DNA vaccines consist of an eukaryotic expression vector containing a gene of interest (19, 60). A mammalian promoter drives gene expression, and transcription is terminated by a mammalian polyadenylation signal in mammalian cells. Intramuscular or intradermal inoculation of DNA vaccines into animals transfects cells, which express the vector-encoded protein in vivo (17). The endogenously expressed antigens are processed and presented in the context of major histocompatibility complex (MHC) class I and class II molecules, thereby inducing specific cellular (both CD4⁺ and CD8⁺ T-lymphocyte) and antibody responses in immunized hosts (26, 56).

The majority of studies using DNA vaccines have been conducted on mice, and relatively few studies have been performed with large animals. The objective of the present study was to use MSP1a of A. marginale as a model antigen to evaluate the potential of DNA vaccination for bovine anaplasmosis. The plasmid pVCL/MSP1a was constructed, expressed in vitro in COS7 cells, and injected intramuscularly into mice and cattle. T-lymphocyte lines from immunized cattle proliferated in response to A. marginale homogenate and purified MSP1 in a dose-dependent manner, and the MSP1a antibody response in these cattle was shown to be restricted to the immunoglobulin G1 (IgG1) isotype.

MATERIALS AND METHODS

Experimental animals.

Eight 6- to 8-week-old female BALB/c mice and two A. marginale-negative male holstein calves (numbers C749 and C751) were used in this study. Two weeks prior to immunization, the calves were shown to be negative for antibody to A. marginale by Western immunoblotting and by a competitive enzyme-linked immunosorbent assay (ELISA) using MSP5 (55). During the course of the immunizations, both calves were monitored for antibody to other A. marginale MSPs by Western immunoblotting. Also, at 2 weeks prior to the initial immunization and 2 weeks after the final immunization, blood smears from both calves were examined by Giemsa staining.

Construction of the DNA vector containing msp1a.

Plasmid pAM420, containing the gene encoding MSP1a, was described previously (1).
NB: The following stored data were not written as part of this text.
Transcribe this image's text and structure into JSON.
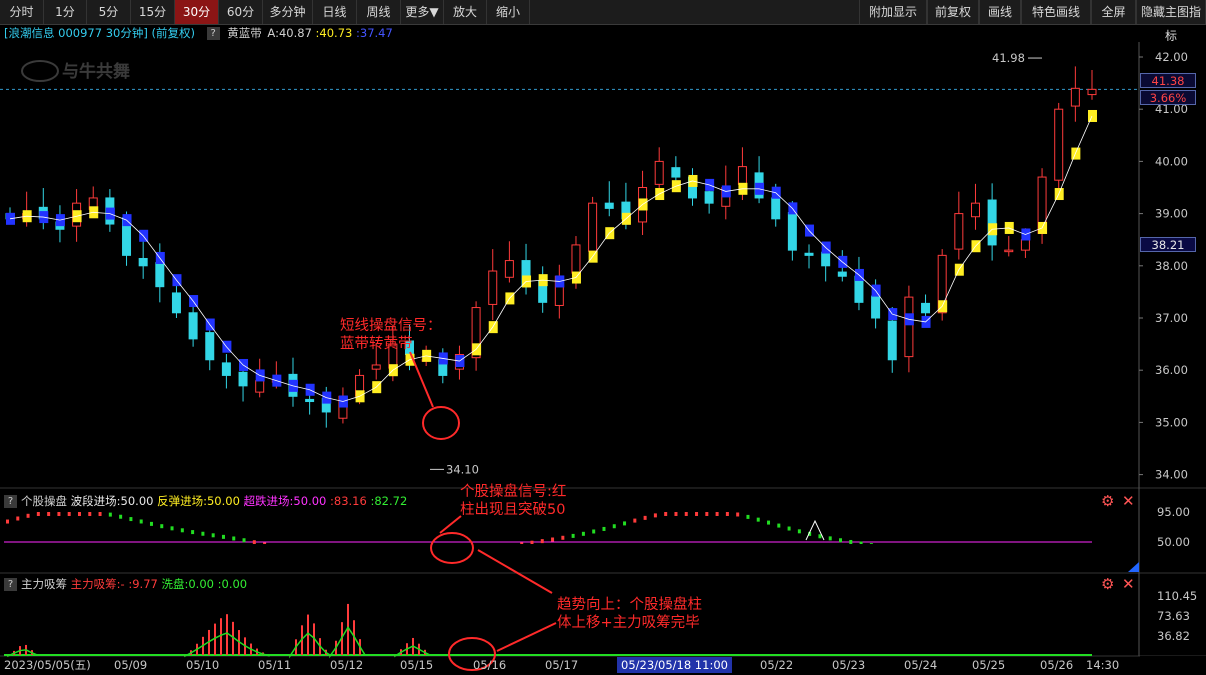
{
  "toolbar": {
    "left": [
      "分时",
      "1分",
      "5分",
      "15分",
      "30分",
      "60分",
      "多分钟",
      "日线",
      "周线",
      "更多▼",
      "放大",
      "缩小"
    ],
    "active": "30分",
    "right": [
      "附加显示",
      "前复权",
      "画线",
      "特色画线",
      "全屏",
      "隐藏主图指标"
    ]
  },
  "info": {
    "stock": "[浪潮信息 000977 30分钟] (前复权)",
    "indicator": "黄蓝带",
    "a_label": "A:40.87",
    "v1": ":40.73",
    "v2": ":37.47"
  },
  "watermark": "与牛共舞",
  "price_axis": [
    "42.00",
    "41.00",
    "40.00",
    "39.00",
    "38.00",
    "37.00",
    "36.00",
    "35.00",
    "34.00"
  ],
  "price_tags": {
    "current": "41.38",
    "pct": "3.66%",
    "cursor": "38.21"
  },
  "main_marks": {
    "high": "41.98",
    "low": "34.10"
  },
  "panel1": {
    "title": "个股操盘",
    "l1": "波段进场:50.00",
    "l2": "反弹进场:50.00",
    "l3": "超跌进场:50.00",
    "l4": ":83.16",
    "l5": ":82.72",
    "axis": [
      "95.00",
      "50.00"
    ]
  },
  "panel2": {
    "title": "主力吸筹",
    "l1": "主力吸筹:-",
    "l2": ":9.77",
    "l3": "洗盘:0.00",
    "l4": ":0.00",
    "axis": [
      "110.45",
      "73.63",
      "36.82"
    ]
  },
  "dates": {
    "first": "2023/05/05(五)",
    "list": [
      "05/09",
      "05/10",
      "05/11",
      "05/12",
      "05/15",
      "05/16",
      "05/17",
      "05/22",
      "05/23",
      "05/24",
      "05/25",
      "05/26"
    ],
    "cursor": "05/23/05/18 11:00",
    "last": "14:30"
  },
  "annotations": {
    "a1": [
      "短线操盘信号：",
      "蓝带转黄带"
    ],
    "a2": [
      "个股操盘信号:红",
      "柱出现且突破50"
    ],
    "a3": [
      "趋势向上：个股操盘柱",
      "体上移+主力吸筹完毕"
    ]
  },
  "colors": {
    "up": "#ff3b3b",
    "down": "#33d6e6",
    "yellow": "#ffee22",
    "blue": "#2233ff",
    "magenta": "#ff2aff",
    "green": "#22dd22",
    "accent": "#8b1515"
  },
  "chart_data": {
    "type": "candlestick",
    "title": "",
    "x_dates": [
      "05/05",
      "05/09",
      "05/10",
      "05/11",
      "05/12",
      "05/15",
      "05/16",
      "05/17",
      "05/18",
      "05/22",
      "05/23",
      "05/24",
      "05/25",
      "05/26"
    ],
    "y_range": [
      34.0,
      42.0
    ],
    "close_series": [
      38.9,
      39.0,
      38.9,
      38.7,
      39.2,
      39.3,
      38.8,
      38.2,
      38.0,
      37.6,
      37.1,
      36.6,
      36.2,
      35.9,
      35.7,
      35.8,
      35.8,
      35.5,
      35.4,
      35.2,
      35.5,
      35.9,
      36.1,
      36.5,
      36.3,
      36.2,
      35.9,
      36.3,
      37.2,
      37.9,
      38.1,
      37.6,
      37.3,
      37.8,
      38.4,
      39.2,
      39.1,
      38.9,
      39.5,
      40.0,
      39.7,
      39.3,
      39.2,
      39.5,
      39.9,
      39.3,
      38.9,
      38.3,
      38.2,
      38.0,
      37.8,
      37.3,
      37.0,
      36.2,
      37.4,
      37.1,
      38.2,
      39.0,
      39.2,
      38.4,
      38.3,
      38.5,
      39.7,
      41.0,
      41.4,
      41.38
    ],
    "price_marks": {
      "high": 41.98,
      "low": 34.1
    },
    "band_last": {
      "A": 40.87,
      "yellow": 40.73,
      "blue": 37.47
    },
    "panel1_levels": [
      50,
      95
    ],
    "panel2_levels": [
      36.82,
      73.63,
      110.45
    ]
  }
}
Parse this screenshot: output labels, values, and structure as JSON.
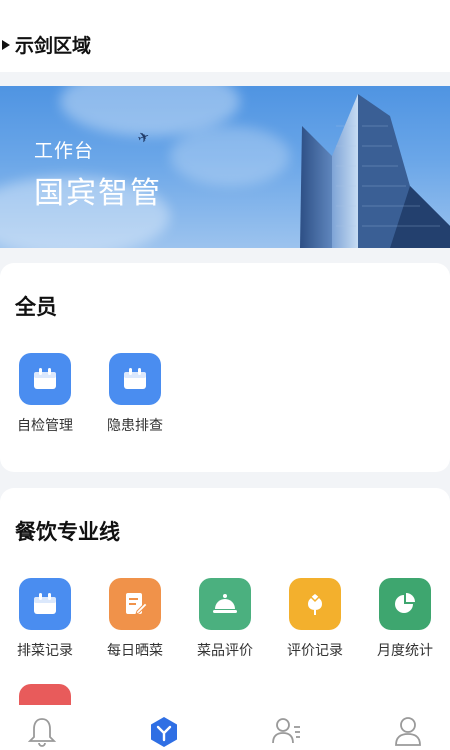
{
  "header": {
    "area_label": "示剑区域"
  },
  "banner": {
    "subtitle": "工作台",
    "title": "国宾智管"
  },
  "sections": [
    {
      "title": "全员",
      "items": [
        {
          "label": "自检管理",
          "icon": "calendar-icon",
          "color": "#4a8df0"
        },
        {
          "label": "隐患排查",
          "icon": "calendar-icon",
          "color": "#4a8df0"
        }
      ]
    },
    {
      "title": "餐饮专业线",
      "items": [
        {
          "label": "排菜记录",
          "icon": "calendar-icon",
          "color": "#4a8df0"
        },
        {
          "label": "每日晒菜",
          "icon": "document-edit-icon",
          "color": "#f0924a"
        },
        {
          "label": "菜品评价",
          "icon": "food-cloche-icon",
          "color": "#4bb07f"
        },
        {
          "label": "评价记录",
          "icon": "flower-icon",
          "color": "#f3b02d"
        },
        {
          "label": "月度统计",
          "icon": "pie-chart-icon",
          "color": "#3ea66f"
        }
      ]
    }
  ],
  "tabbar": {
    "tabs": [
      {
        "icon": "bell-icon",
        "active": false
      },
      {
        "icon": "workbench-icon",
        "active": true,
        "color": "#2f6fe4"
      },
      {
        "icon": "contacts-icon",
        "active": false
      },
      {
        "icon": "user-icon",
        "active": false
      }
    ]
  }
}
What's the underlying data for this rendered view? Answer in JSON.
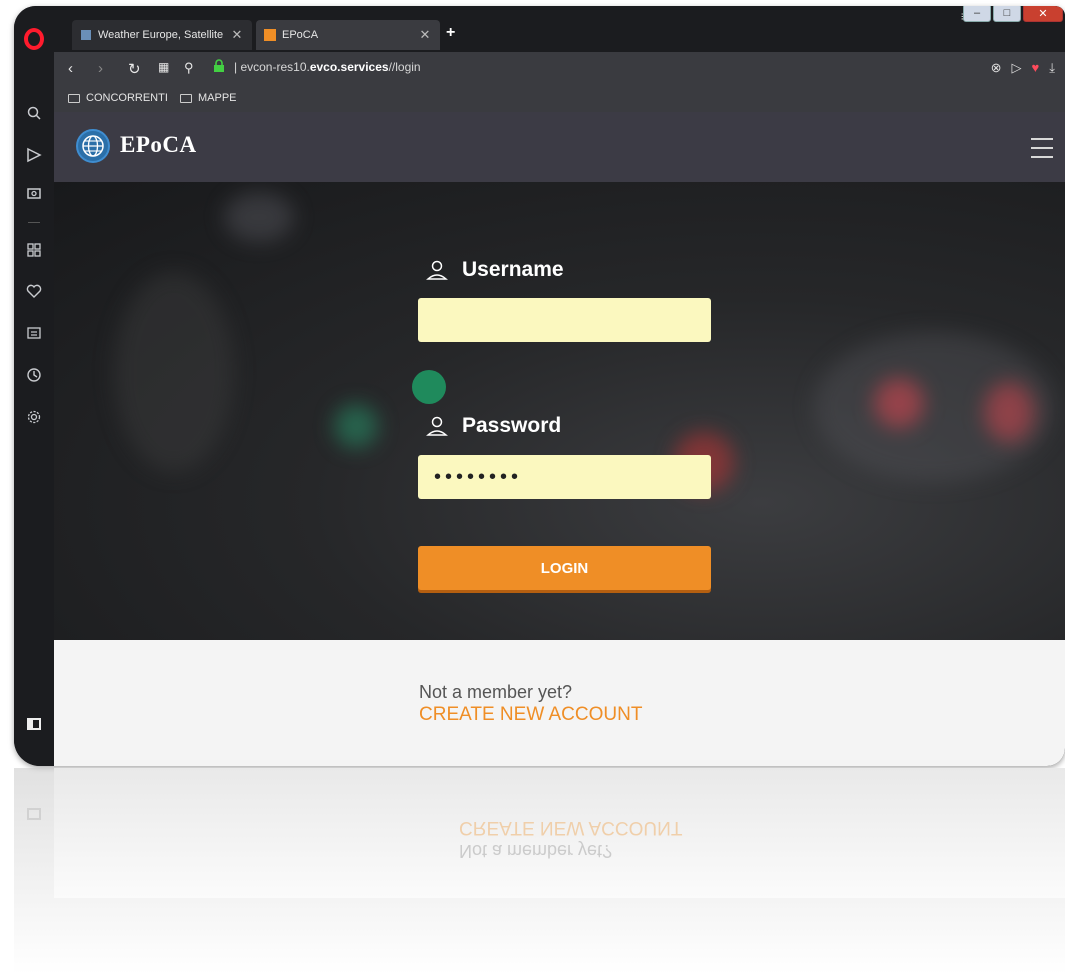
{
  "browser": {
    "tabs": [
      {
        "title": "Weather Europe, Satellite",
        "active": false
      },
      {
        "title": "EPoCA",
        "active": true
      }
    ],
    "url_prefix": "evcon-res10.",
    "url_domain": "evco.services",
    "url_path": "//login",
    "bookmarks": [
      "CONCORRENTI",
      "MAPPE"
    ]
  },
  "site": {
    "brand": "EPoCA"
  },
  "login": {
    "username_label": "Username",
    "username_value": "",
    "password_label": "Password",
    "password_value": "••••••••",
    "login_button": "LOGIN"
  },
  "signup": {
    "prompt": "Not a member yet?",
    "link": "CREATE NEW ACCOUNT"
  },
  "colors": {
    "accent_orange": "#ef8e26",
    "input_bg": "#fbf8bf",
    "navbar_bg": "#3c3b45"
  },
  "icons": {
    "sidebar": [
      "search-icon",
      "send-icon",
      "camera-icon",
      "speed-dial-icon",
      "heart-icon",
      "news-icon",
      "history-icon",
      "settings-icon"
    ]
  }
}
For insertion into the DNA expression plasmid, pVCL1010 (Vical Inc., San Diego, Calif.), the MSP1a gene was amplified from pAM420 by PCR using the primers 5′-CGTGTCTGCAGATGTCAGCAGAGTATGTGTCCAC3′ and 5′-AGCATCTGCAGGACTCTATCAAAGACCGGAA 3′, each of which contains a PstI site (underlined). The amplicons were purified twice by phenol-chloroform extraction followed by ethanol precipitation. The amplicons were then digested with PstI and ligated into the PstI-digested, alkaline phosphatase-treated eukaryotic expression vector pVCL1010. The ligation product was transformed into the competent E. coli strain DH5α and selected by kanamycin resistance by using a standard protocol (52). Kanamycin-resistant colonies were screened for the presence of the appropriate recombinant plasmid. Restriction enzyme digestions with PstI and BamHI identified a construct containing the correct orientation, and this plasmid was designated pVCL/MSP1a.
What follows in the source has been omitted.